As data explodes in modern applications, such as the Internet of Things (IoT), the needs for storage devices drastically increase. Solid state drives (SSDs) and hard disk drives (HDDs) are two main data storage devices. SSDs store data in flash memories, while HDDs store data in magnetic disks. To extend the lifetime and enhance the reliability of data storage devices, we utilize machine learning as the fundamental tool for three data storage modules: modeling in flash memory systems, error correction and constrained coding schemes, and detection method in magnetic recording channels.
The modeling part of the dissertation is devoted to proposing a novel data-driven approach, referred to as Flash-Gen, to generating NAND flash memory read voltages in both space and time using conditional generative networks. This generative modeling method reconstructs read voltages from an individual memory cell based on the program levels of the cell and its surrounding cells, as well as the time stamp, in a time-efficient, resource-saving, and function-comprehensive manner. As the needs for data-dependent channel models, we further extend the generative modeling approach to the coded storage channel. We train the generative models via transferring knowledge from models pre-trained with pseudo-random data. This technique can accelerate the training process and improve model accuracy in reconstructing the read voltages induced by constrained input data throughout the flash memory lifetime.
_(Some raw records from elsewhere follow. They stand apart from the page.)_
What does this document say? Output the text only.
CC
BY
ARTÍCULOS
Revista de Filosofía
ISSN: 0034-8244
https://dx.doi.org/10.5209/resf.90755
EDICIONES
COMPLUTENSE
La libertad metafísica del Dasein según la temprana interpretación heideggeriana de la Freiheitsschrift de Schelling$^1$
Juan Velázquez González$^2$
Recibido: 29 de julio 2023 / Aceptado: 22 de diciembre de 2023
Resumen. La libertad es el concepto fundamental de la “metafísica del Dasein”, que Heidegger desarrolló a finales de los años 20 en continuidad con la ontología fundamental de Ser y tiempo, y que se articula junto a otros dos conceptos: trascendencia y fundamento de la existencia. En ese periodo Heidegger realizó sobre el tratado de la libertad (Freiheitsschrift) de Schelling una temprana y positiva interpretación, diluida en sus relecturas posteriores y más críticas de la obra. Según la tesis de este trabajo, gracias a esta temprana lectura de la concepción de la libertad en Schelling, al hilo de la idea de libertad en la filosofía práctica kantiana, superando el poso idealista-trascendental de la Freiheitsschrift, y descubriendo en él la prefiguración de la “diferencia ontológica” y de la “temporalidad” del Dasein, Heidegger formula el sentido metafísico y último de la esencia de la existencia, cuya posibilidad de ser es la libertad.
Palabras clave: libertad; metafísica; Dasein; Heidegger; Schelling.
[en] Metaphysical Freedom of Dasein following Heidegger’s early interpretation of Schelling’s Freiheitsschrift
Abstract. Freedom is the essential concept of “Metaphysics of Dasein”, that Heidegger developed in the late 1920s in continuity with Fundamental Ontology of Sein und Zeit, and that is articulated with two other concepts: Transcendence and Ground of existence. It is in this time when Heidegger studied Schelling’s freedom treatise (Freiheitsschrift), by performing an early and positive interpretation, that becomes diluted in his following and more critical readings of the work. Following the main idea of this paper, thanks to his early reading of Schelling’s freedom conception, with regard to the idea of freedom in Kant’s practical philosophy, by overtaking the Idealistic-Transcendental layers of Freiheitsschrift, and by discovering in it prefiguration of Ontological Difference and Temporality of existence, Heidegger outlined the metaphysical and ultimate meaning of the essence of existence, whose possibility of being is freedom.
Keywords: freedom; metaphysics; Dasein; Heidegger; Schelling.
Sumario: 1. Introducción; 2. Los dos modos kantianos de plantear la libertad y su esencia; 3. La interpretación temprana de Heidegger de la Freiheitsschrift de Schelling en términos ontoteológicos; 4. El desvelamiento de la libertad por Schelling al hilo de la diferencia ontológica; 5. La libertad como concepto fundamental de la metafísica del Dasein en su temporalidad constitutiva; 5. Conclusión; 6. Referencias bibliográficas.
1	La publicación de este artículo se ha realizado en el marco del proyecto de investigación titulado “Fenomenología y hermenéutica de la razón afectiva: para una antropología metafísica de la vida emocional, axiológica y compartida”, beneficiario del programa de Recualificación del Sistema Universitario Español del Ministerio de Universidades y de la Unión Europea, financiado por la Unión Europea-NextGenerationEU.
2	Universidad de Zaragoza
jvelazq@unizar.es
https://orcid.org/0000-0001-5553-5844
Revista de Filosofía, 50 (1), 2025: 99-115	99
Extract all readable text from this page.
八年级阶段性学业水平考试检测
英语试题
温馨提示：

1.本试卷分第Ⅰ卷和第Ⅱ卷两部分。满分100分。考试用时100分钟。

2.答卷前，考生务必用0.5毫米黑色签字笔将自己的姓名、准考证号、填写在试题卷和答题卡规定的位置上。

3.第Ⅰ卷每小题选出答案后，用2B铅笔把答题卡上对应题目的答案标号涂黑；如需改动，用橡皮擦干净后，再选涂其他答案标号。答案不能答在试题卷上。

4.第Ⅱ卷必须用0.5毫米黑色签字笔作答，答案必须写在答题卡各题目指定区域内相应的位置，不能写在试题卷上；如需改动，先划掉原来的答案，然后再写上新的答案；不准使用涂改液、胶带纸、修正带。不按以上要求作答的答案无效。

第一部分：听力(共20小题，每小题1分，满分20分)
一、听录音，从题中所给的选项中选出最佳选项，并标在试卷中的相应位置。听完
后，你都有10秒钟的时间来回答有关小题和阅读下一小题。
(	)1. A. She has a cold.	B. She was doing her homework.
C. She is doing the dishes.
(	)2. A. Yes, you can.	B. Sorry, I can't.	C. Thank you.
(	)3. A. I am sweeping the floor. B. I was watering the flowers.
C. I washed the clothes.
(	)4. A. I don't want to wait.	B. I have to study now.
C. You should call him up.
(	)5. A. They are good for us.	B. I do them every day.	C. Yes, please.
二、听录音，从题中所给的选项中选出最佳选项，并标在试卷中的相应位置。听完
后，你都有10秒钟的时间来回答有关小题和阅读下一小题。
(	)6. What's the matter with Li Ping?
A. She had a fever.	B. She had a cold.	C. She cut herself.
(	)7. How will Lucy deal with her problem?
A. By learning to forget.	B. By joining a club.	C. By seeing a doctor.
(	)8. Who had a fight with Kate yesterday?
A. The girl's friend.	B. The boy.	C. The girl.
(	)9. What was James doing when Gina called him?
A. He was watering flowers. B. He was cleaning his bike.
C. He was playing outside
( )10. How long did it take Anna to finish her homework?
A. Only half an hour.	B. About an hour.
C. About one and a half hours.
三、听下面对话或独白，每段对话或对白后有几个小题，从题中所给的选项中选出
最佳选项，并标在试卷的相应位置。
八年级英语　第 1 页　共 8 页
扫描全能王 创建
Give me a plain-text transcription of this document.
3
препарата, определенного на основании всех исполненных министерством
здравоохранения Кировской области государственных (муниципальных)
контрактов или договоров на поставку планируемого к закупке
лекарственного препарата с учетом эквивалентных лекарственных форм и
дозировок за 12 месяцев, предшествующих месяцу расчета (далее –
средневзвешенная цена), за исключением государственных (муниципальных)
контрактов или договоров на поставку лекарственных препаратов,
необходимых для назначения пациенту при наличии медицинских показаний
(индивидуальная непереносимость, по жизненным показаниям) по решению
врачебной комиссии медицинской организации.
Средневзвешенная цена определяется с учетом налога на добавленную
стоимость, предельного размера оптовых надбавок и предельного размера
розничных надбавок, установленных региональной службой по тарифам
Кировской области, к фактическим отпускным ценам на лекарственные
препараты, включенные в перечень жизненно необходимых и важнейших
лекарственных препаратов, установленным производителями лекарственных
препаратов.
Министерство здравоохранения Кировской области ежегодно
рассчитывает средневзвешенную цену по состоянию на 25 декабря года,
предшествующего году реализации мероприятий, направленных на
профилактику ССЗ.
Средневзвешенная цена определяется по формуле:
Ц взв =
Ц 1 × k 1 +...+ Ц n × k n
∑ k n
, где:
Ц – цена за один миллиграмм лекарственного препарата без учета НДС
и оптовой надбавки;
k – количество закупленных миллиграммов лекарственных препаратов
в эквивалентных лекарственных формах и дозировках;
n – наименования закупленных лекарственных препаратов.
The coding part of the dissertation designs practical coding workflow and proposes new constrained and shaping coding schemes for flash memories. We propose a flash system optimization procedure, referred to as the Flash-Gen coding workflow, that leverages reconstructed read voltages from Flash-Gen for the development of error correction codes (ECCs) and constrained codes. Flash-Gen coding workflow can effectively address a range of important tasks, including threshold determination, coding performance estimation, and pattern characterization. We then formulate inter-cell interference (ICI)-mitigation constrained codes and distribution-matching shaping codes. The proposed coding schemes both achieve remarkable lifetime improvement.
The detection part of the dissertation builds recurrent neural network (RNN)-based detection for magnetic recording channels with partial-response equalization, which is referred as Partial-Response Neural Network (PR-NN). PR-NN could beat classical detection methods, such as the Viterbi detector, under multiple ``realistic'' environments and preserve the detection performance across different channel conditions.